His remark, however, had the opposite effect. Clearly, I am now in a perverse downward spiral with infrastructure in the basement. At 65, my life can be measured in boiler years. With annual tuneups and periodic replacement of worn-out parts, I have 30 years left, give or take. Actuarially, the Social Security Administration allots me less than two more decades on this vale of tears.
Intimation of my eventual demise was not a complete epiphany. In my early 50s I had trained hard for the first road race of spring, and half way through I was passed by, among others, a nun in full habit, including those black shiny shoes. Not long after, an arthritic knee mercifully ended my running career.
When I erected a new fence around my vegetable patch a few years back, digging 3-foot-deep holes in perverse, rocky soil for 20 cedar posts, I remember thinking "I hope I never have to do this again." Various pastimes have fallen by the wayside. I don't ascend our steeply peaked roof to sweep the chimney anymore, or climb to the top of our rickety extension ladder to clean the second-story gutters. I no longer ski (neither downhill nor cross country) or stay up until midnight on New Year's Eve, although I occasionally make it to Weekend Update on "Saturday Night Live."
On the other side of the ledger, I have become a world-class napper.

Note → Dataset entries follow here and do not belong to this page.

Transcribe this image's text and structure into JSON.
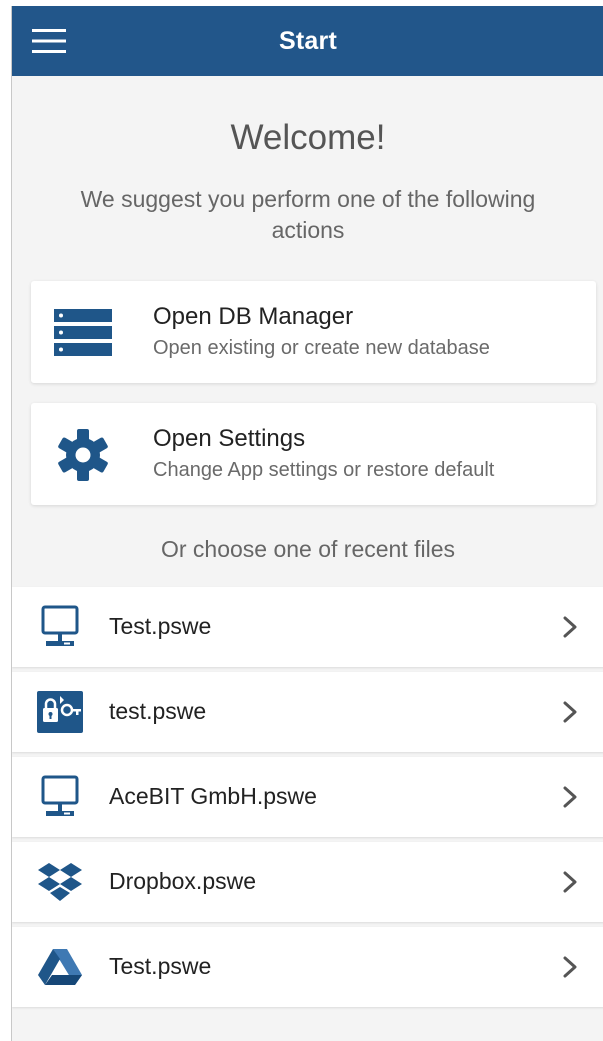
{
  "header": {
    "title": "Start",
    "menu_icon": "hamburger-menu-icon",
    "background": "#22568a"
  },
  "welcome": {
    "title": "Welcome!",
    "subtitle": "We suggest you perform one of the following actions"
  },
  "actions": [
    {
      "title": "Open DB Manager",
      "subtitle": "Open existing or create new database",
      "icon": "database-server-icon"
    },
    {
      "title": "Open Settings",
      "subtitle": "Change App settings or restore default",
      "icon": "gear-icon"
    }
  ],
  "recent": {
    "label": "Or choose one of recent files",
    "files": [
      {
        "name": "Test.pswe",
        "icon": "computer-icon"
      },
      {
        "name": "test.pswe",
        "icon": "password-safe-icon"
      },
      {
        "name": "AceBIT GmbH.pswe",
        "icon": "computer-icon"
      },
      {
        "name": "Dropbox.pswe",
        "icon": "dropbox-icon"
      },
      {
        "name": "Test.pswe",
        "icon": "google-drive-icon"
      }
    ]
  },
  "colors": {
    "accent": "#22568a",
    "icon_blue": "#1f5689",
    "background": "#f4f4f4",
    "card": "#ffffff"
  }
}
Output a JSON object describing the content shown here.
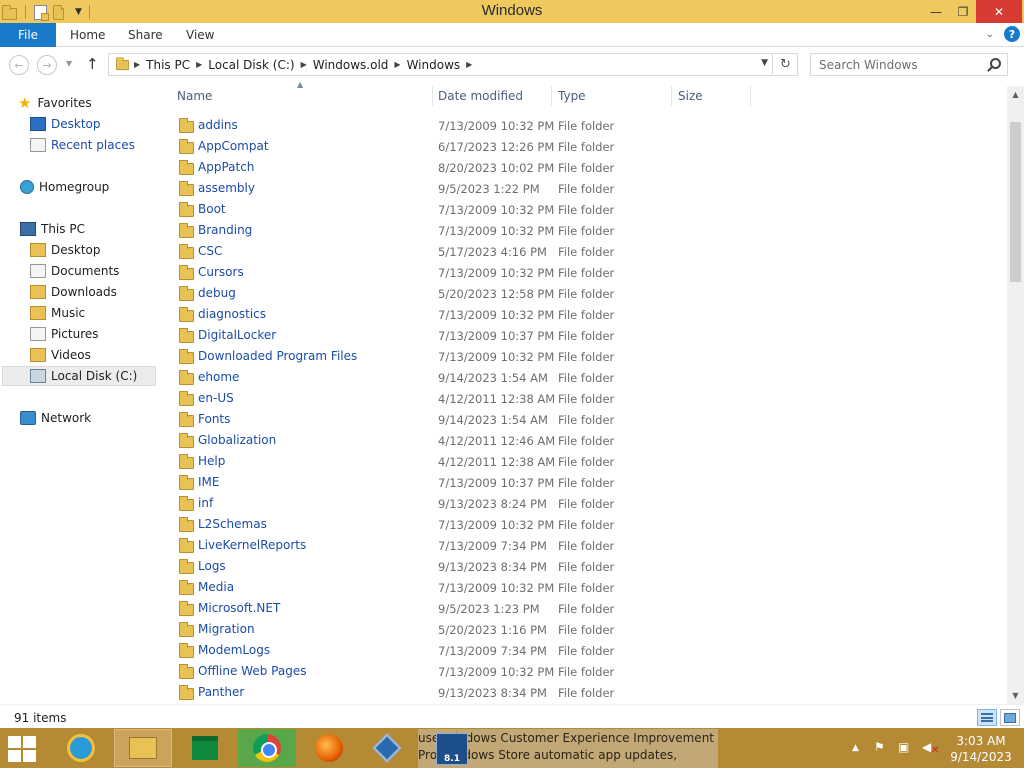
{
  "window": {
    "title": "Windows",
    "controls": {
      "minimize": "—",
      "maximize": "❐",
      "close": "✕"
    }
  },
  "ribbon": {
    "file": "File",
    "tabs": [
      "Home",
      "Share",
      "View"
    ],
    "help": "?"
  },
  "address": {
    "crumbs": [
      "This PC",
      "Local Disk (C:)",
      "Windows.old",
      "Windows"
    ]
  },
  "search": {
    "placeholder": "Search Windows"
  },
  "nav": {
    "favorites": "Favorites",
    "fav_items": [
      "Desktop",
      "Recent places"
    ],
    "homegroup": "Homegroup",
    "thispc": "This PC",
    "pc_items": [
      "Desktop",
      "Documents",
      "Downloads",
      "Music",
      "Pictures",
      "Videos",
      "Local Disk (C:)"
    ],
    "network": "Network"
  },
  "columns": {
    "name": "Name",
    "date": "Date modified",
    "type": "Type",
    "size": "Size"
  },
  "files": [
    {
      "name": "addins",
      "date": "7/13/2009 10:32 PM",
      "type": "File folder"
    },
    {
      "name": "AppCompat",
      "date": "6/17/2023 12:26 PM",
      "type": "File folder"
    },
    {
      "name": "AppPatch",
      "date": "8/20/2023 10:02 PM",
      "type": "File folder"
    },
    {
      "name": "assembly",
      "date": "9/5/2023 1:22 PM",
      "type": "File folder"
    },
    {
      "name": "Boot",
      "date": "7/13/2009 10:32 PM",
      "type": "File folder"
    },
    {
      "name": "Branding",
      "date": "7/13/2009 10:32 PM",
      "type": "File folder"
    },
    {
      "name": "CSC",
      "date": "5/17/2023 4:16 PM",
      "type": "File folder"
    },
    {
      "name": "Cursors",
      "date": "7/13/2009 10:32 PM",
      "type": "File folder"
    },
    {
      "name": "debug",
      "date": "5/20/2023 12:58 PM",
      "type": "File folder"
    },
    {
      "name": "diagnostics",
      "date": "7/13/2009 10:32 PM",
      "type": "File folder"
    },
    {
      "name": "DigitalLocker",
      "date": "7/13/2009 10:37 PM",
      "type": "File folder"
    },
    {
      "name": "Downloaded Program Files",
      "date": "7/13/2009 10:32 PM",
      "type": "File folder"
    },
    {
      "name": "ehome",
      "date": "9/14/2023 1:54 AM",
      "type": "File folder"
    },
    {
      "name": "en-US",
      "date": "4/12/2011 12:38 AM",
      "type": "File folder"
    },
    {
      "name": "Fonts",
      "date": "9/14/2023 1:54 AM",
      "type": "File folder"
    },
    {
      "name": "Globalization",
      "date": "4/12/2011 12:46 AM",
      "type": "File folder"
    },
    {
      "name": "Help",
      "date": "4/12/2011 12:38 AM",
      "type": "File folder"
    },
    {
      "name": "IME",
      "date": "7/13/2009 10:37 PM",
      "type": "File folder"
    },
    {
      "name": "inf",
      "date": "9/13/2023 8:24 PM",
      "type": "File folder"
    },
    {
      "name": "L2Schemas",
      "date": "7/13/2009 10:32 PM",
      "type": "File folder"
    },
    {
      "name": "LiveKernelReports",
      "date": "7/13/2009 7:34 PM",
      "type": "File folder"
    },
    {
      "name": "Logs",
      "date": "9/13/2023 8:34 PM",
      "type": "File folder"
    },
    {
      "name": "Media",
      "date": "7/13/2009 10:32 PM",
      "type": "File folder"
    },
    {
      "name": "Microsoft.NET",
      "date": "9/5/2023 1:23 PM",
      "type": "File folder"
    },
    {
      "name": "Migration",
      "date": "5/20/2023 1:16 PM",
      "type": "File folder"
    },
    {
      "name": "ModemLogs",
      "date": "7/13/2009 7:34 PM",
      "type": "File folder"
    },
    {
      "name": "Offline Web Pages",
      "date": "7/13/2009 10:32 PM",
      "type": "File folder"
    },
    {
      "name": "Panther",
      "date": "9/13/2023 8:34 PM",
      "type": "File folder"
    }
  ],
  "status": {
    "items": "91 items"
  },
  "taskbar": {
    "notification_lines": [
      "use Windows Customer Experience Improvement",
      "Pro Windows Store automatic app updates,"
    ],
    "notification_badge": "8.1",
    "time": "3:03 AM",
    "date": "9/14/2023"
  },
  "colors": {
    "titlebar": "#efc95e",
    "file_tab": "#1979ca",
    "link": "#1a4ca8",
    "taskbar": "#b58a35",
    "close": "#d63c34"
  }
}
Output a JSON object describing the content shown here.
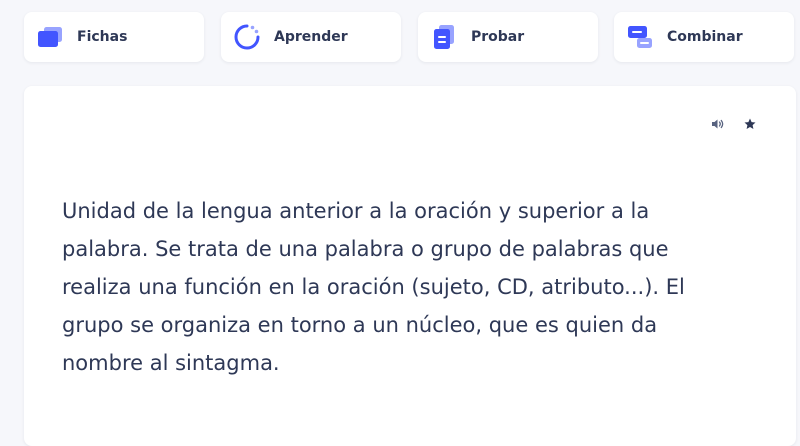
{
  "modes": [
    {
      "label": "Fichas",
      "icon": "flashcards-icon"
    },
    {
      "label": "Aprender",
      "icon": "learn-icon"
    },
    {
      "label": "Probar",
      "icon": "test-icon"
    },
    {
      "label": "Combinar",
      "icon": "match-icon"
    }
  ],
  "card": {
    "definition": "Unidad de la lengua anterior a la oración y superior a la palabra. Se trata de una palabra o grupo de palabras que realiza una función en la oración (sujeto, CD, atributo...). El grupo se organiza en torno a un núcleo, que es quien da nombre al sintagma.",
    "audio_icon": "speaker-icon",
    "star_icon": "star-icon"
  },
  "colors": {
    "background": "#f6f7fb",
    "card": "#ffffff",
    "text": "#2e3856",
    "accent": "#4255ff",
    "accent_light": "#98a3ff"
  }
}
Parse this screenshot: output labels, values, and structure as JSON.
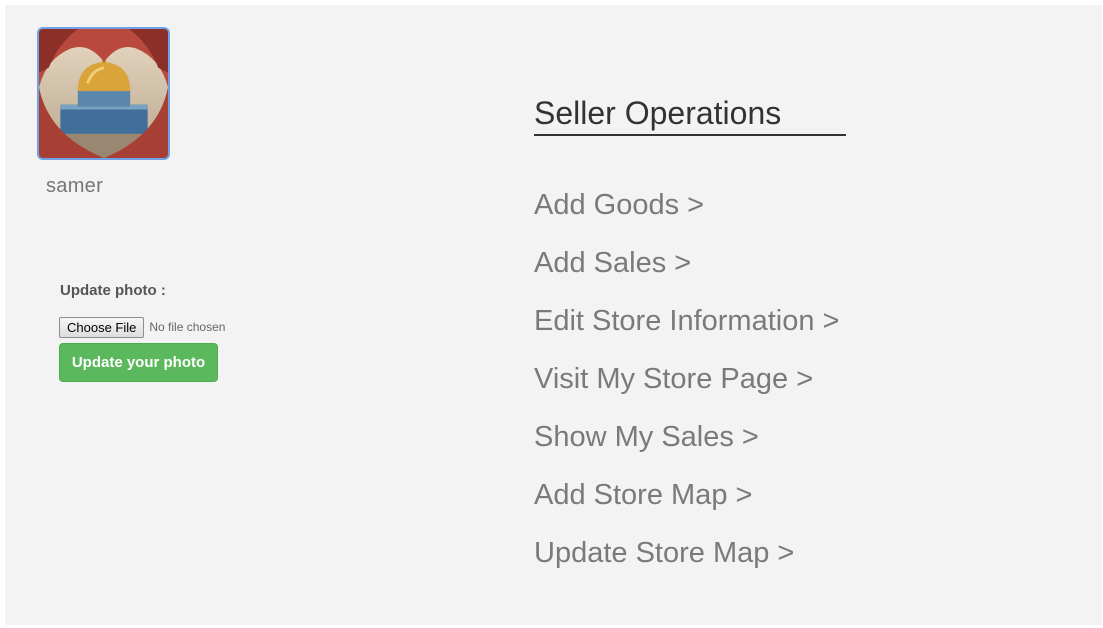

My mother was nearly 99 when she died. At some point north of my current age, she decided to see if she could still skate as she had as a young woman. So off we trudged to the local pond. Within seconds both of us were flat on our backs. Fortunately, she landed on top of me and we scrambled ashore in one piece. No more pairs skating for Mom and me after that.
My mother and my father, who lived to be 94, attended a lot of funerals. They outlived virtually all their friends. It is like witnessing a slow-moving massacre. The grownups from my youth, virtually all of my teachers, our neighbors, all of my aunts and uncles, some contemporaries, too, are gone. My father kept me posted on each and every passing; I thought it a bit macabre. Now I find myself turning to the obituary page first.
Mom outlived Dad and that was the saddest part of her final years. Nothing seemed to make sense after that. But she was made of sturdy stuff. Once, toward the end, she mused wistfully if she was ever going to die. I didn't know how to respond. Her body, which had let her down in so many ways, stubbornly clung to life.
Unlike my mother, who raised five boys, I never stopped skating and don't plan to. My brother Michael has 10 years on me and he skates three times a week. I don't want to contemplate the time when I can no longer lace them up. I do find myself wondering, after scoring the occasional goal, how many more I have left in the old twig.
I still compete in a low-octane senior hockey league. These days there are hardly any fights in our "over-40" games, although more than a few skaters appear to be 30-something. During one quasi-confrontation, my younger opponent demurred, explaining to me: "I don't fight the elderly."
I was relieved and humiliated, in equal measure.
Our dog Sophie gave me and my wife something of a preview. She was older than us in dog years when she passed away recently. She hadn't chased deer or coyotes for years. Toward the end I had to carry her up and downstairs. She would conjure a fierce growl at this daily humiliation.